The Cass County Sheriff’s Office urges extreme caution on area lakes, as heavy snows have caused flooding and deteriorated ice conditions.
Prior to the heavy snow, area lakes were starting to see early good ice starting to build. However, recent heavy snowfalls have insulated the ice and caused flooding. Even with the last week of cold temperatures, it will take time for good and adequate ice to build.
Conditions can vary greatly even in a small area. There could be several inches of good ice in one area and a few feet away just a few inches of ice. People who currently have ice houses on area lakes are asked to monitor them on a daily basis to ensure that the shelters have ample ice to maintain the shelter’s weight.
In the event of an emergency, the first thing to do is try not to panic. The DNR outlines the following plan to assist someone who has fallen into the water.
REMEMBER: Ice should never be considered “safe.”

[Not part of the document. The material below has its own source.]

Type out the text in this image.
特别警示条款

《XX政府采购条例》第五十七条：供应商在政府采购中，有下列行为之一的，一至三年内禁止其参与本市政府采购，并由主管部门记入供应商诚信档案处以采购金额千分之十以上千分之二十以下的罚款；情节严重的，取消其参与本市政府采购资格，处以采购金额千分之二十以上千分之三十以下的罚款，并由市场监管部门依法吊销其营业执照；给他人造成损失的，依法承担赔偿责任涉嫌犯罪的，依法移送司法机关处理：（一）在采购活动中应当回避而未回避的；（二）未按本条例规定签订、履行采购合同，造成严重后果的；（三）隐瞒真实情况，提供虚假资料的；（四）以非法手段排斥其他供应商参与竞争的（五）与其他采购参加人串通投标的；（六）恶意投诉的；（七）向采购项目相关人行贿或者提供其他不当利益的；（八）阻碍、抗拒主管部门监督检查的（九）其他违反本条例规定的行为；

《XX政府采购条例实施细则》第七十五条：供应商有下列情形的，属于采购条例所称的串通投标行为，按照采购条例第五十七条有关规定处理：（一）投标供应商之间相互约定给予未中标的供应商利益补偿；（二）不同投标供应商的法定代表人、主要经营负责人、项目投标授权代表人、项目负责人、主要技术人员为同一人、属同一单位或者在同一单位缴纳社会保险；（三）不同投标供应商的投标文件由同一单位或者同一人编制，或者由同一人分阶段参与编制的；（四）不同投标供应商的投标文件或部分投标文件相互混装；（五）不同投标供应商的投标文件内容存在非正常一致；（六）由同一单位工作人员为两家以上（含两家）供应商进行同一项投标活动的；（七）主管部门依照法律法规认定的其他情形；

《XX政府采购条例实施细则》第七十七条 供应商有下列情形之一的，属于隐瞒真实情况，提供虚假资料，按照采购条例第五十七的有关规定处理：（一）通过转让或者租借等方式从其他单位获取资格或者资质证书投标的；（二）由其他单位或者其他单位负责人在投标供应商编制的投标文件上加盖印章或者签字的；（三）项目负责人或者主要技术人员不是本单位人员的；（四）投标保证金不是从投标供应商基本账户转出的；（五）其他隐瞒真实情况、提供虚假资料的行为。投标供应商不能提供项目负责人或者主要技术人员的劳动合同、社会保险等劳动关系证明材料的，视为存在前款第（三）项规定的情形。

Preach, Reach, Throw, Row, Go
• Preach: Shout to the victim to encourage them to fight to survive and reassure them that help is on the way.
• Reach: If you can safely reach the victim from shore, extend an object such as a rope, ladder or jumper cables to the victim. If the person starts to pull you in, release your grip on the object and start over.
• Throw: Toss one end of a rope or something that will float to the victim. Have them tie the rope around themselves before they are too weakened by the cold to grasp it.
• Row: Find a light boat to push across the ice ahead of you. Push it to the edge of the hole, get into the boat and pull the victim in over the bow. It’s not a bad idea to attach some rope to the boat, so others can help pull you and the victim to safety.
• Go: A non-professional shouldn’t go out on the ice to perform a rescue unless all other basic rescue techniques have been ruled out.
If the situation is too dangerous for you to perform the rescue, call 911 for help and keep reassuring the victim that help is on the way and urge them to fight to survive.
Cass County Sheriff Tom Burch advises people to use good common sense while thinking or planning on traversing on the ice and to check conditions before going out to guarantee a safe and successful trip and return.